Interventional cardiology

RENASCENT study rebuilds trust in bioresorbable scaffolds

Bioresorbable scaffolds (BRS) might be working their back into the hands of cardiologists with the latest positive signals from a first-in-human study of a new sirolimus-eluting BRS.

The poly-l-lactic acid (PLLA) device has a strut thickness of 115 μm – smaller than the 150 μm of the ABSORB BRS which was used and then recalled in Australia – and a similar degradation time of about two years.

The prospective non-randomised RENASCENT II study of the APTITUDE device in 60 patients in Italy and Colombia showed clinical device success in all but one patient (98.3%).

There were no major cardiovascular events in hospital or up to 30 days post-op.

At nine months, target vessel failure was 3.4% and there was no target lesion revascularisation (TLR). Additionally, no ischaemia-related TLR or scaffold thrombosis was reported in up to two years of follow-up.

There were two cases of asymptomatic binary stenosis at the two-year follow-up but no intervention was required.

Less than half (43.6%) of patients remained on dual antiplatelet therapy at two years.

The investigators said the device showed a good safety performance with the low angiographic in-scaffold late lumen loss (0.35 mm at 9 months and 0.37 mm at 24 months).

“Furthermore, OCT [optical coherence tomography] analysis showed high strut apposition and coverage rates at nine months.”

“The 24-month clinical experience with the PLLA APTITUDE BRS has demonstrated that the polymer is safe and effective in improving coronary luminal diameter in patients undergoing elective PCI.”

An accompanying editorial in the journal Eurointervention highlighted the 0% rate of target lesion revascularisation, TVF and scaffold thrombosis at two years.

“When compared to two-year ABSORB II data, the RENASCENT II data demonstrate numerically superior rates of TVF and scaffold thrombosis.
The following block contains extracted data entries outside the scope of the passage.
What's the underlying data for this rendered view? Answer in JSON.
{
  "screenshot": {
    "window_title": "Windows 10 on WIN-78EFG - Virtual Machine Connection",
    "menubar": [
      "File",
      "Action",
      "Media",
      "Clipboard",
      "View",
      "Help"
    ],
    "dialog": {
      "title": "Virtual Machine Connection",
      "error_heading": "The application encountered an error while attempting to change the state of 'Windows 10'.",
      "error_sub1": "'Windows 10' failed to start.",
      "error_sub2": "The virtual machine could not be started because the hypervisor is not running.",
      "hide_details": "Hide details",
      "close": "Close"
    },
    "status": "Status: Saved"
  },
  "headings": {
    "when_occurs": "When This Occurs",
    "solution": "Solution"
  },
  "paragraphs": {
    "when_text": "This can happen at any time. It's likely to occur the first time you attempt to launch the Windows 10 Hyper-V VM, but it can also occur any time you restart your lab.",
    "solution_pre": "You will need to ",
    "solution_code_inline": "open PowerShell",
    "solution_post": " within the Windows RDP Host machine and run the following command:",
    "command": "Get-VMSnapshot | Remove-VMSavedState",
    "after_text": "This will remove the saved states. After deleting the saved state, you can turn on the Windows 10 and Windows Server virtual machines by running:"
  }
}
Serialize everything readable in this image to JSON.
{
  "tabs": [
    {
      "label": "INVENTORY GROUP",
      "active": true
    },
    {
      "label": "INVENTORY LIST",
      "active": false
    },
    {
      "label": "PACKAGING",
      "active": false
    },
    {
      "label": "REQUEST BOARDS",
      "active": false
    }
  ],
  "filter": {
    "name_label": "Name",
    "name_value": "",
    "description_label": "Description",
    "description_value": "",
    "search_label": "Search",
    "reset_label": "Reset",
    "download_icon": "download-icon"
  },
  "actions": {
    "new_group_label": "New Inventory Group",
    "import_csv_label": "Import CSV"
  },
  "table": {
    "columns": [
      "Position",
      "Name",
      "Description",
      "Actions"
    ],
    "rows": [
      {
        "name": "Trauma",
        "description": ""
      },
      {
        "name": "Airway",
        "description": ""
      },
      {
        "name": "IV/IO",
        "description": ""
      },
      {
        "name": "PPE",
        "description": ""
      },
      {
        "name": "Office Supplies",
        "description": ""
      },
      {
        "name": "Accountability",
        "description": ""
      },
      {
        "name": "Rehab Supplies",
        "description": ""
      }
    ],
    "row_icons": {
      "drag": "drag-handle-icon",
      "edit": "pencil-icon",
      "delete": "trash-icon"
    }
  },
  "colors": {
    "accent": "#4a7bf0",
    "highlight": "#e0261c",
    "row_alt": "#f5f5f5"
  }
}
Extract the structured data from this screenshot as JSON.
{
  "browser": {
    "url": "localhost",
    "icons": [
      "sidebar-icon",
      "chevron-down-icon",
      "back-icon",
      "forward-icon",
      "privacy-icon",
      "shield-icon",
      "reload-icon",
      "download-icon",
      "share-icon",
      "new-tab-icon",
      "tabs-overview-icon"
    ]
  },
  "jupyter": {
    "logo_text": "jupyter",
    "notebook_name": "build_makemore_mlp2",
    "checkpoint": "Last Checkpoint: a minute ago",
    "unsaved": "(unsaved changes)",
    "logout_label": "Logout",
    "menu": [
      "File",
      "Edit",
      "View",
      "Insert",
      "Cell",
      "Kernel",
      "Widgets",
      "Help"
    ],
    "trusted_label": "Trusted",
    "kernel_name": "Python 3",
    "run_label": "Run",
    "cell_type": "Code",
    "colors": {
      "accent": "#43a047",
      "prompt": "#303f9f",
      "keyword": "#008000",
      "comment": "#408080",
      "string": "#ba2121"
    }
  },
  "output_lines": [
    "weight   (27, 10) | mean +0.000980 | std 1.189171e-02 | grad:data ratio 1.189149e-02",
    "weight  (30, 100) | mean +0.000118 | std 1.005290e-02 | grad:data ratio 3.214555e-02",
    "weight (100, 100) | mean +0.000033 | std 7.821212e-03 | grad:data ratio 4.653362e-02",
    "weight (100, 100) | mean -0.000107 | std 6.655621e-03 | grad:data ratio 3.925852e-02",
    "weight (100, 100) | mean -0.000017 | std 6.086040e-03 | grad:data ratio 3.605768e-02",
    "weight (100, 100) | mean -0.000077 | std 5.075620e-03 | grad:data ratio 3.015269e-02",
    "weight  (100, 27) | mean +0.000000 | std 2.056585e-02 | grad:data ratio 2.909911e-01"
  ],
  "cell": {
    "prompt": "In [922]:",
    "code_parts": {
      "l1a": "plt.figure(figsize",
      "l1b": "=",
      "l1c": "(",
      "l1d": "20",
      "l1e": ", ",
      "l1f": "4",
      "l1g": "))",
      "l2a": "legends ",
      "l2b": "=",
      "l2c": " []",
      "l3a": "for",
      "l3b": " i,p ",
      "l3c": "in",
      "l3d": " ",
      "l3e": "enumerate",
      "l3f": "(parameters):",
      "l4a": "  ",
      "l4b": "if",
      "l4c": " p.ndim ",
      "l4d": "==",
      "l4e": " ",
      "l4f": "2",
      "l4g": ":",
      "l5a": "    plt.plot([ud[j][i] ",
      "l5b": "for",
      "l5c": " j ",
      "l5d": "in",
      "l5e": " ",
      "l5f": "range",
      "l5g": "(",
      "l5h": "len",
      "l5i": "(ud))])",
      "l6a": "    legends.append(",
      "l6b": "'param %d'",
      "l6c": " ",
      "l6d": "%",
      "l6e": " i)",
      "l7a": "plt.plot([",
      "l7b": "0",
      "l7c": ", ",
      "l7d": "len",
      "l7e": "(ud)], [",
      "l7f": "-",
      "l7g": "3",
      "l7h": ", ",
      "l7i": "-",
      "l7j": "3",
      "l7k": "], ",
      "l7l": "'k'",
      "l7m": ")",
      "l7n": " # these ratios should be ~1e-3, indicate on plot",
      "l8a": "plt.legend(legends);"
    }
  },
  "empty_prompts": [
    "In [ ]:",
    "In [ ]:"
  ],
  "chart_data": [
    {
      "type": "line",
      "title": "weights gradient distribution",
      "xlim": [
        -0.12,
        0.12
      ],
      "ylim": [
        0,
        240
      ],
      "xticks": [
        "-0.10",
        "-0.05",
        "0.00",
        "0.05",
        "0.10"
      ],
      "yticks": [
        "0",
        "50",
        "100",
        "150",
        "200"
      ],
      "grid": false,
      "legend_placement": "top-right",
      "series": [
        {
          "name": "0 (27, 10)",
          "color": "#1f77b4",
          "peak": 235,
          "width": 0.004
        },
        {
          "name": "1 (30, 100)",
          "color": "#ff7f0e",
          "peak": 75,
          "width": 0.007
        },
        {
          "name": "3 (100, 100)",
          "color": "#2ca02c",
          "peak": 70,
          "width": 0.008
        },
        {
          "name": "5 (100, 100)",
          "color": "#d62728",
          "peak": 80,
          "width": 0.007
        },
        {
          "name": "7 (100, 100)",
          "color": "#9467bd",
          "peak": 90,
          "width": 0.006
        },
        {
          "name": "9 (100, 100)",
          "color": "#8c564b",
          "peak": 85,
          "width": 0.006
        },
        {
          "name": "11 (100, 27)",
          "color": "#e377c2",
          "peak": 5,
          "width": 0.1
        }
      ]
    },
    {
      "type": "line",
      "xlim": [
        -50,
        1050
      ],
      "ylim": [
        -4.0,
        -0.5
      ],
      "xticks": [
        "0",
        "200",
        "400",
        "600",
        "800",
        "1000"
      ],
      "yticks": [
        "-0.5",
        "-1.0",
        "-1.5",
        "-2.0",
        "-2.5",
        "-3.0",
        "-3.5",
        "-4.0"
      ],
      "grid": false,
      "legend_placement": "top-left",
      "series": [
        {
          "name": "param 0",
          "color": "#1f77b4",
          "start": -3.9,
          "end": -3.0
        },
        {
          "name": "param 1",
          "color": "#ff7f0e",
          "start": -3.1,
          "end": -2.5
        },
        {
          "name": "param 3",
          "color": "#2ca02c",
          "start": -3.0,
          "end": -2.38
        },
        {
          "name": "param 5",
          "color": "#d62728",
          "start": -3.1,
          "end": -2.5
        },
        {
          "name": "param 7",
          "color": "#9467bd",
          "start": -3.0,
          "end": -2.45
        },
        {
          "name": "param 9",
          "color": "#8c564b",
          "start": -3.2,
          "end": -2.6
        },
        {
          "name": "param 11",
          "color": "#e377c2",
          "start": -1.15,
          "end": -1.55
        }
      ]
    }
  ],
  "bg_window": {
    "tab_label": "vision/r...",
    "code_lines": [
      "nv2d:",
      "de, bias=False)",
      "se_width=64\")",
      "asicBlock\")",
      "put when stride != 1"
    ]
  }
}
This is despite both scaffolds showing similar resorption periods, with greater than 85% scaffold degradation at 18 months and complete resorption at 24 months.”

The editorial also said optimal implant strategy has emerged.

“The 60 patients enrolled in the RENASCENT II study underwent a rigorous implantation technique with proper image-guided vessel sizing, mandatory lesion preparation, post-deployment imaging, and high post-dilatation rates.”

“These steps, absent in early ABSORB trials because of concerns about scaffold fracture, demonstrated improved outcomes up to three years and have become the standard technique for BRS technologies.”

It suggested the study was helping with the “road back to trust in BRS technology” although well-powered RCTs were required.

An Australian perspective

Interventional cardiologist Dr Nigel Jepson told the limbic it was an exciting study and the signal for the technology was good.

“Up until about 2018 there was something like 10 to 20 devices that were either in pre-clinical or clinical, and about three or four had a CE mark in Europe.”

“So the interventional world was very excited about it … and then reality struck that in routine clinical use the results were becoming clearer that they weren’t as good as metallic stents at one year, certainly at two years and three years. So the world lost confidence in the technology … I thought it was a massive shame,” he said.

He agreed with the editorial that patient and lesion selection were critical when using BRS.

“It comes back to who your patient is. Obviously a younger patient is going to be able to benefit after complete degradation of the scaffolding, having no permanent metal in their artery for the future.”

“The metallic stent failure rate is 0.4-0.6% per year. If you’re 80, so what? If you’re 40, that’s a lot of years for that risk of stent thrombosis to accumulate – over decades.”

Dr Jepson said he was optimistic that BRS will make a reappearance.

“I think a lot of people see it as the future. We think the devices should replace metallic stents but we can’t use them unless we have new iterations, thinner struts, and an evidence base.”

“One of the issues going forward is ultra high molecular weight polylactic acid gives it more radial strength and with a thinner stent strut but they seem to still be talking about degradation times of 24 months.”

“We know the ABSORB device still had some fragments there at three years so that is one of the big challenges to absorbable technology – to have degradation earlier because theoretically while the device hasn’t completely gone, you probably do need dual antiplatelet therapy.”